St Govan's Chapel





Geschichte von St Govan's Chapel

In den wilden Klippen von St. Govan’s Head in Pembrokeshire liegt die kleine St. Govan’s Chapel. Es ist nur ein Raum mit drei Türen und einigen Fensteröffnungen. Sie wurde im 13. Jahrhundert aus Kalkstein erbaut, allerdings sind einige Teile schon aus dem 6. Jahrhundert. Zu dieser Zeit lebte der Mönch Saint Govan in einer Höhle dort. Die Legende erzählt, das er unter einem Altar in der Kapelle begraben wurde.  

Unterhalb der Kapelle, in einem mit Geröll bedeckten Bereich, gibt es einen Brunnen. Er ist mit Steinen überbaut, aber leider ausgetrocknet. Hier wurden früher Heilungen kranker Pilger durchgeführt. 

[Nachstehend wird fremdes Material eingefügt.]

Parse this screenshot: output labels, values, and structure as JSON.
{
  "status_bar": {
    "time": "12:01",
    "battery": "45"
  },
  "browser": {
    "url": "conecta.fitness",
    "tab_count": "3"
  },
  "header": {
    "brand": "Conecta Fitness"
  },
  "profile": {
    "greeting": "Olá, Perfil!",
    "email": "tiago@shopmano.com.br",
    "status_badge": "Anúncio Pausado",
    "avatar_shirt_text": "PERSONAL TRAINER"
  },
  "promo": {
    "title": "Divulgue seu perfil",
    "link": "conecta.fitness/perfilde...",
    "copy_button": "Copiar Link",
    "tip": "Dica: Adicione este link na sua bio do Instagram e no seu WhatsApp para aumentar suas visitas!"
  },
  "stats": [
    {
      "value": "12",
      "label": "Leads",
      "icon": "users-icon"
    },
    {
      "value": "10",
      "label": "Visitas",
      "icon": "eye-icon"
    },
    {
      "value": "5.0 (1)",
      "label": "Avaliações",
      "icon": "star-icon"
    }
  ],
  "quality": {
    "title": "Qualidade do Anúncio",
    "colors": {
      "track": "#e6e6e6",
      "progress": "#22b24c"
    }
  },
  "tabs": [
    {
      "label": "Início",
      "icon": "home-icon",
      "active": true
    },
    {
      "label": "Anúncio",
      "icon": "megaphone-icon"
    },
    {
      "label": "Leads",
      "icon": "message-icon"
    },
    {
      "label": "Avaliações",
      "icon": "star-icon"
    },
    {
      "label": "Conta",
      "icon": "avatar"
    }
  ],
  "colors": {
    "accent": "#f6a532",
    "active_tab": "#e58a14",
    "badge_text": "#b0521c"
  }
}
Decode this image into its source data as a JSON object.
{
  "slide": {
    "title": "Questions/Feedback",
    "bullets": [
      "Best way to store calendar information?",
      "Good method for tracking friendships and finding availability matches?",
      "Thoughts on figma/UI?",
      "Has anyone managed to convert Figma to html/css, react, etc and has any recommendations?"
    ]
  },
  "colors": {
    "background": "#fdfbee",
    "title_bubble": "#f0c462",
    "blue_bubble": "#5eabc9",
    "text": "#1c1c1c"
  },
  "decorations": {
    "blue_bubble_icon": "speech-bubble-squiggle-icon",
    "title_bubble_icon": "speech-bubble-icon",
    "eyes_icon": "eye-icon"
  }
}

Unser Eindruck von St Govan's Chapel

Der Weg zur Küste führt an einem Armee-Schießübungsplatz vorbei, an dem man die Übungszeiten beachten sollte. Zuerst waren wir uns nicht sicher, ob man dort fahren durfte, aber der Weg ist frei gegeben.

Vom Parkplatz läuft man Richtung Küste und kommt dann an einen Weg hinunter zur Kapelle. Es führen um die 50 Stufen etwas steil bis zur Kapelle hinunter. Man betritt den Raum von der Nordseite. Es gibt nur einen Raum, in dem einige Steinbänke und ein Wasserbecken mit Abfluss vorhanden sind. Tritt man aus der Tür zum Meer hinaus, hat man einen wunderbaren Blick aufs Meer. Wenn man Glück hat sieht man hier auch ein paar Seelöwen.

Einer Legende zufolge kann man die Stufen auf- und abwärts nicht zählen, es gibt nie eine gleiche Anzahl. Kommt man wieder hoch auf die Klippe, kann man über einige Wanderwege einen Spaziergang machen und den sagenhaften Ausblick über die Küstenlandschaft genießen.